Minggu, 17 Maret 2019

Orasi Budaya Akhir Tahun 2018 *



Nurel Javissyarqi **

Bangsa Indonesia merupakan salah satu bangsa terbesar di dunia, dalam dirinya terhimpun bersuku-suku, berbangsa-bangsa pun pelbagai bahasa (bahasa daerah) yang menghidupi cakrawala penalaran-kalbunya, demikian pula adat istiadat serta budayanya beragam melimpah dengan wewarna alam keindahan hayatnya. Namun barangkali, kita masih patut bersyukur atas datangnya gelombang penjajahan tempo dulu, (dari kata namun itu, senada esai saya yang bertitel “Indonesia Merangkak Menuju Matahari, di buku Trilogi Kesadaran, hal 6, PUstaka puJAngga, 2005) lantaran olehnya, kita dipersatukan di bawah arak-arakan awan nasib yang sama, yakni takdir ketertindasan, perbudakan, pembuangan. Tapi alangkah sayang, meski pintu gerbang kemerdekaan telah terbuka, tidak lantas bisa lepas merdeka dari bekas tuan-tuan kita hingga sekarang, dikarena masih suka menggembol perasaan minder terlalu atau kepercayaan diri yang belum tegak berdiri kokoh di bumi pertiwi.

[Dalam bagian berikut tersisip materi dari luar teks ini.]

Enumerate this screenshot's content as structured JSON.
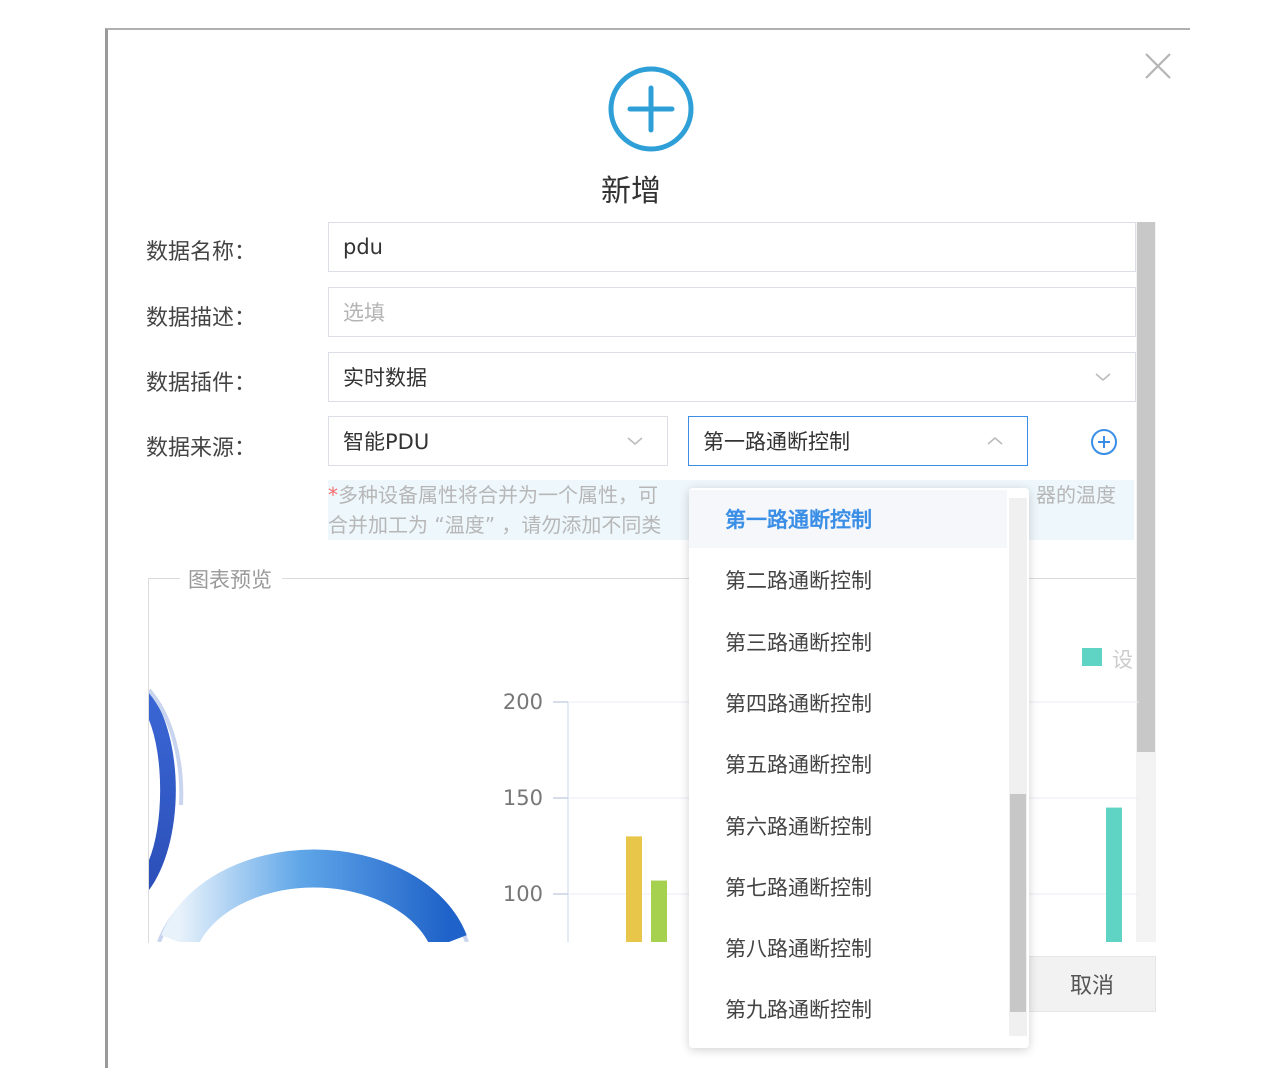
{
  "dialog": {
    "title": "新增",
    "header_icon": "plus-circle-icon",
    "close_icon": "close-icon",
    "accent_color": "#3a8ee6"
  },
  "form": {
    "name_label": "数据名称：",
    "name_value": "pdu",
    "desc_label": "数据描述：",
    "desc_placeholder": "选填",
    "plugin_label": "数据插件：",
    "plugin_value": "实时数据",
    "source_label": "数据来源：",
    "source_device": "智能PDU",
    "source_attribute": "第一路通断控制",
    "note_star": "*",
    "note_line1_left": "多种设备属性将合并为一个属性，可",
    "note_line1_right": "器的温度",
    "note_line2_left": "合并加工为 “温度” ，请勿添加不同类"
  },
  "dropdown": {
    "options": [
      "第一路通断控制",
      "第二路通断控制",
      "第三路通断控制",
      "第四路通断控制",
      "第五路通断控制",
      "第六路通断控制",
      "第七路通断控制",
      "第八路通断控制",
      "第九路通断控制"
    ],
    "selected_index": 0
  },
  "preview": {
    "label": "图表预览",
    "legend_text": "设"
  },
  "chart_data": {
    "type": "bar",
    "y_ticks": [
      "200",
      "150",
      "100"
    ],
    "ylim": [
      0,
      200
    ],
    "visible_range": [
      80,
      210
    ],
    "bars": [
      {
        "value": 130,
        "color": "#e8c64a"
      },
      {
        "value": 107,
        "color": "#a6d14f"
      },
      {
        "value": 145,
        "color": "#5fd3c4"
      }
    ]
  },
  "footer": {
    "cancel_label": "取消"
  }
}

Adalah sangat baik sekaligus cantik, berbijak menimba pengetahuan dari berbagai belahan penjuru dunia, tapi setelah memperolehnya kerap kali lupa nilai-nilai luhur, mutiara kearifan agung yang mendenyut-nafaskan kebangsaan sejak jaman lama, sebagaimana prasasti-prasasti kuno yang diketemukan kemudian hari di bentangan peradaban Nusantara. Dan walau betapa mulianya nyanyian siur melambai riang anak-anak bumi putra, masih selalu diragukan kedudukannya, dengan berpaling terus menyerukan nada-nada suara asing mereka di telinga. Bukan hanya di situ, sejarah berdirinya kampus-kampus pertama di Indonesia, tidak dijadikan model rujukan demi perbaikan karakter generasi selanjutnya, malahan mengambil cara-cara yang dibuat bekas tuan-tuan kita, padahal sudah sampai pada titik menyadari yang dimaui mereka, namun tetap perasaan inferior menyudutkan diri ke ambang kematian semu, menjadi kembang bayang istilah Jawanya.

Akhir tahun ini menjelang 2019, Negara Kesatuan Republik Indonesia akan menggelar Pilihan Presiden beserta wakilnya, namun apa yang dihidangkan lima tahun sekali itu kepada rakyat jelata, menunjukkan semakin rapuhnya tali goni persaudaraan, persatuan; golongan-golongan itu par tai gurem pula besar, tidak lebih saling unjuk gigi demi memperebutkan kekuasaan, atau hampir semuanya dipastikan fanatik buta terhadap gerombolannya. Di saat itu bekas tuan-tuan kita sedang tertawa terbahak-bahak melihat mulut-mulut tersebut begitu lincah menyuarakan himne humanisme, pruralisme, hak asasi manusia, dsb, hingga jauh melupakan bulir-bulir perolehan mulia dari nenek moyang, lantaran dianggapnya telah usang; tepo seliro, ewuh pakewuh, tenggang rasa, kasih sesama, bhineka tunggal ika, dst.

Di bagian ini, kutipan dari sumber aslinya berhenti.